The competition, held every two years, is a massive judging enterprise with 1,436 entries this year from Rwanda to Romania, Belgium to Botswana. I make no apology for mentioning it each time it comes around as the plays it produces have an edge, a quality that is usually quite raw, because the writers are often first-timers, yet always deeply felt and original. The stories they tell deal with classic dramatic themes — love, sex, adultery, crime, punishment, a change of heart, poverty and upheaval — but there’s always something different about them, another atmosphere or tone, sometimes challenging, usually surprising.
Aziz H’s script, which took the prize for English as a second language, is not, as you might anticipate from the news reports from Yemen, a dark, doomy, politically driven insight into his war-torn homeland. (The other prizes are for English as a first language, won by Colette Victor from Belgium, and a special award dedicated to the memory of the Bulgarian journalist Georgi Markov, who was murdered in 1978 with a poison-tipped umbrella spike, which was given to Bode Asiyanbi from Nigeria.) As you’ll discover if you tune in (or catch up), it’s a light-hearted crime caper, set amid the sound of gunshot and the shriek of jet bombers, that is also subtly streaked with melancholy.
Ali and Hatem are a pair of incompetent petty thieves using the airstrikes as an excuse to pick their way into houses emptied of people because of fear of the bombs. They, in contrast, are waiting impatiently for the strikes to begin so they can get to work. One day, while casing a house looking for booty, Hatem falls and hits his head, slipping on what they later discover to be a pool of blood. Has the house been hit, is this a casualty of the war, and, if so, where’s the body?
Meanwhile Dalia, a bored, frustrated wife, is indulging in an adulterous affair with Rami, the local inspector of police, when her husband Khalid discovers them.
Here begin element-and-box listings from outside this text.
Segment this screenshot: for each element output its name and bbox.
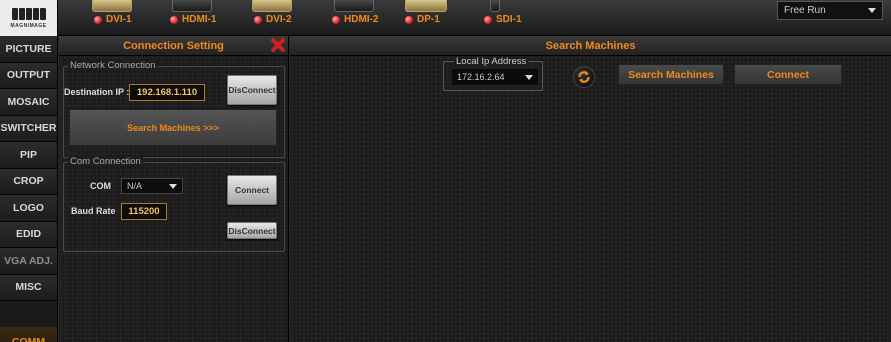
- com-port-label: COM: [90, 181, 111, 191]
- sdi-port-icon: [490, 0, 500, 12]
- status-led-icon: [254, 15, 262, 24]
- nav-item-misc[interactable]: MISC: [0, 274, 57, 301]
- nav-spacer: [0, 301, 57, 327]
- nav-item-mosaic[interactable]: MOSAIC: [0, 89, 57, 116]
- hdmi-port-icon: [334, 0, 374, 12]
- nav-item-pip[interactable]: PIP: [0, 142, 57, 169]
- com-port-select[interactable]: N/A: [121, 178, 183, 194]
- logo-text: MAGNIMAGE: [10, 22, 47, 29]
- com-connection-group: Com Connection COM N/A Baud Rate 115200 …: [63, 156, 285, 252]
- brand-logo: MAGNIMAGE: [0, 0, 58, 36]
- group-title: Network Connection: [68, 60, 158, 71]
- com-disconnect-button[interactable]: DisConnect: [227, 222, 277, 239]
- source-label: DVI-1: [106, 14, 132, 25]
- hdmi-port-icon: [172, 0, 212, 12]
- dvi-port-icon: [252, 0, 292, 12]
- connect-button[interactable]: Connect: [734, 64, 842, 85]
- search-machines-nav-button[interactable]: Search Machines >>>: [69, 109, 277, 146]
- refresh-button[interactable]: [573, 66, 595, 88]
- close-icon[interactable]: [270, 37, 286, 53]
- local-ip-group: Local Ip Address 172.16.2.64: [443, 56, 543, 91]
- chevron-down-icon: [169, 183, 177, 189]
- sidebar-nav: PICTURE OUTPUT MOSAIC SWITCHER PIP CROP …: [0, 36, 58, 342]
- dvi-port-icon: [92, 0, 132, 12]
- panel-title: Search Machines: [545, 39, 636, 52]
- status-led-icon: [170, 15, 178, 24]
- nav-item-comm[interactable]: COMM: [0, 327, 57, 342]
- status-led-icon: [94, 15, 102, 24]
- refresh-icon: [578, 71, 590, 83]
- local-ip-value: 172.16.2.64: [457, 72, 505, 82]
- group-title: Com Connection: [68, 156, 143, 167]
- logo-mark-icon: [11, 7, 46, 20]
- local-ip-select[interactable]: 172.16.2.64: [452, 69, 538, 85]
- baud-rate-field[interactable]: 115200: [121, 203, 167, 220]
- search-machines-header: Search Machines: [290, 36, 891, 56]
- panel-title: Connection Setting: [123, 39, 224, 52]
- destination-ip-label: Destination IP :: [64, 87, 130, 97]
- source-label: DVI-2: [266, 14, 292, 25]
- local-ip-label: Local Ip Address: [454, 56, 529, 67]
- network-disconnect-button[interactable]: DisConnect: [227, 75, 277, 105]
- search-machines-button[interactable]: Search Machines: [618, 64, 724, 85]
- com-connect-button[interactable]: Connect: [227, 175, 277, 205]
- destination-ip-field[interactable]: 192.168.1.110: [129, 84, 205, 101]
- source-list: DVI-1 HDMI-1 DVI-2 HDMI-2 DP-1 SDI-1: [58, 0, 758, 36]
- chevron-down-icon: [525, 74, 533, 80]
- status-led-icon: [405, 15, 413, 24]
- chevron-down-icon: [868, 8, 876, 13]
- source-label: DP-1: [417, 14, 440, 25]
- com-port-value: N/A: [127, 181, 143, 191]
- source-bar: MAGNIMAGE DVI-1 HDMI-1 DVI-2 HDMI-2 DP-1…: [0, 0, 891, 36]
- source-label: SDI-1: [496, 14, 522, 25]
- nav-item-picture[interactable]: PICTURE: [0, 36, 57, 63]
- network-connection-group: Network Connection Destination IP : 192.…: [63, 60, 285, 158]
- status-led-icon: [332, 15, 340, 24]
- status-led-icon: [484, 15, 492, 24]
- search-machines-panel: Search Machines Local Ip Address 172.16.…: [290, 36, 891, 342]
- sync-mode-select[interactable]: Free Run: [777, 1, 883, 20]
- nav-item-vga-adj[interactable]: VGA ADJ.: [0, 248, 57, 275]
- connection-setting-header: Connection Setting: [59, 36, 288, 56]
- nav-item-edid[interactable]: EDID: [0, 221, 57, 248]
- connection-setting-panel: Connection Setting Network Connection De…: [59, 36, 289, 342]
- source-label: HDMI-1: [182, 14, 217, 25]
- nav-item-switcher[interactable]: SWITCHER: [0, 115, 57, 142]
- dp-port-icon: [405, 0, 447, 12]
- nav-item-output[interactable]: OUTPUT: [0, 62, 57, 89]
- source-label: HDMI-2: [344, 14, 379, 25]
- nav-item-crop[interactable]: CROP: [0, 168, 57, 195]
- nav-item-logo[interactable]: LOGO: [0, 195, 57, 222]
- baud-rate-label: Baud Rate: [71, 206, 116, 216]
- sync-mode-value: Free Run: [784, 5, 826, 16]
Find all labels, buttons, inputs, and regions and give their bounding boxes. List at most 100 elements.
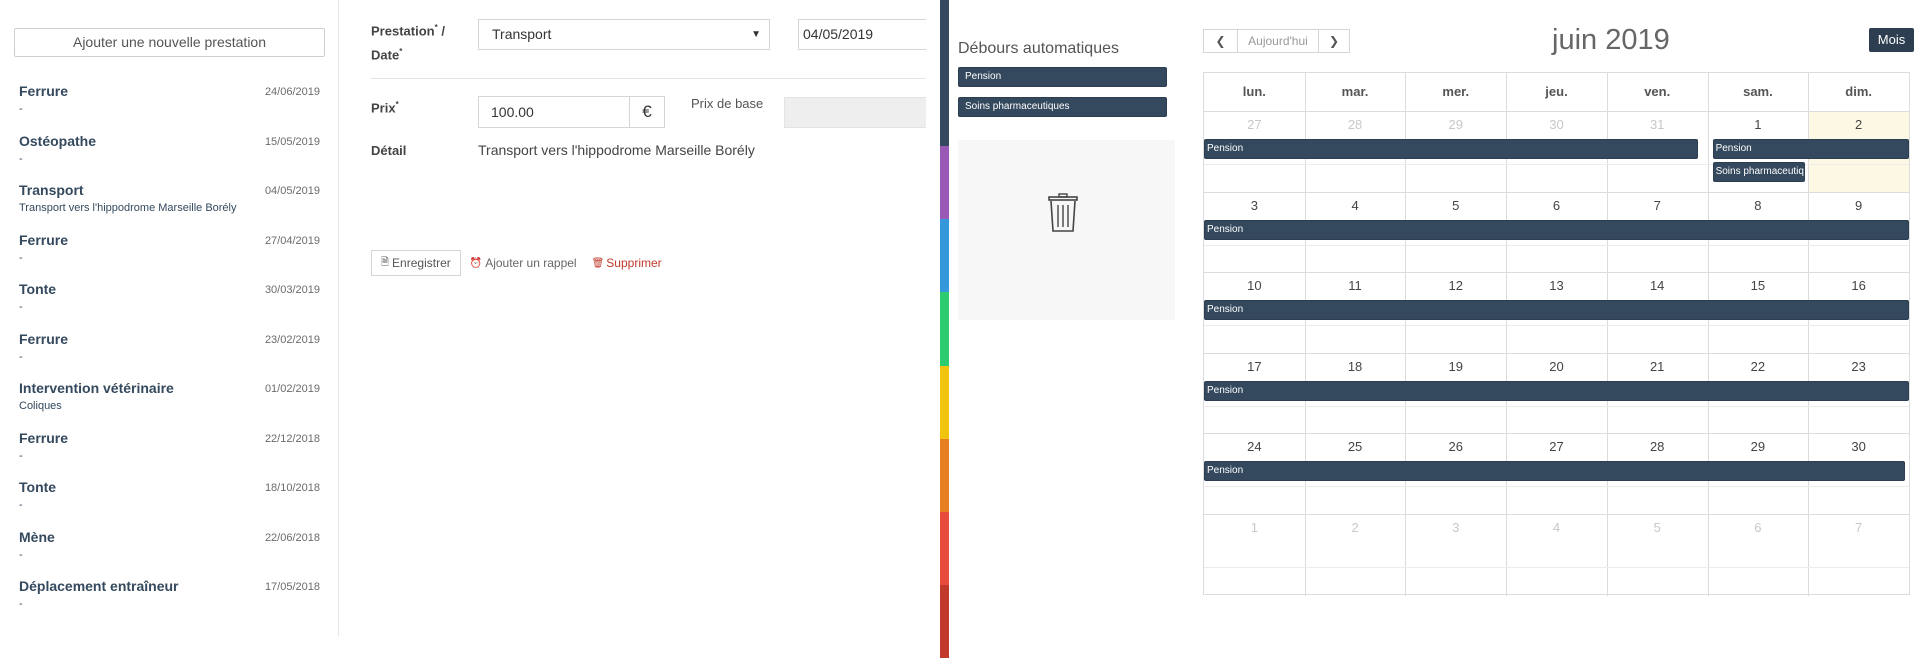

Elsewhere in town there’s a lion on the loose, which has escaped from the zoo after a bomb explosion. To weave his threads together, Aziz H takes us on a quite unexpected ride into the imagination, both domestic and fantastical.
The play was directed by Marion Nancarrow, who has for many years championed the continuation of the prize (which was set up in the late 1980s) but who has just retired. Fingers crossed it survives the BBC’s money-driven makeover that is cutting swathes through the traditional broadcast schedules, introducing more repeats and fewer original programmes.
We’re being urged every minute of the day to listen to more podcasts, and via BBC Sounds. Addicted to Sex, for example, a ‘box set’ of six 20-minute episodes, does exactly what it says on the lid, giving us the frank confessions of sex addicts. The first episode includes ‘an incredibly rare interview’ with Neila, originally from central Asia, who talks candidly about her obsession with masturbation (‘you’re going to hear that word a lot’).
We are warned that the interviews will be ‘barely edited’, that there will be ‘no BBC bleeping here’, that ‘you’ll know everything we [the producers] know’ — ‘because we think it helps you understand the people you’re listening to better’. But here we are in an investment bank in the early 2000s, with Neila, who’s grown up in a ‘traditional’ family and knows nothing about sex. Most of her colleagues are male; they’re all competing for promotion. There’s a lot of ‘subtle bullying’. Tell me something I didn’t already know. Take me back to Neila’s home village. Explain how she ended up in London and in banking. Don’t just give me descriptions of how she feels. And try to come up with a title that doesn’t simply speak to taglines.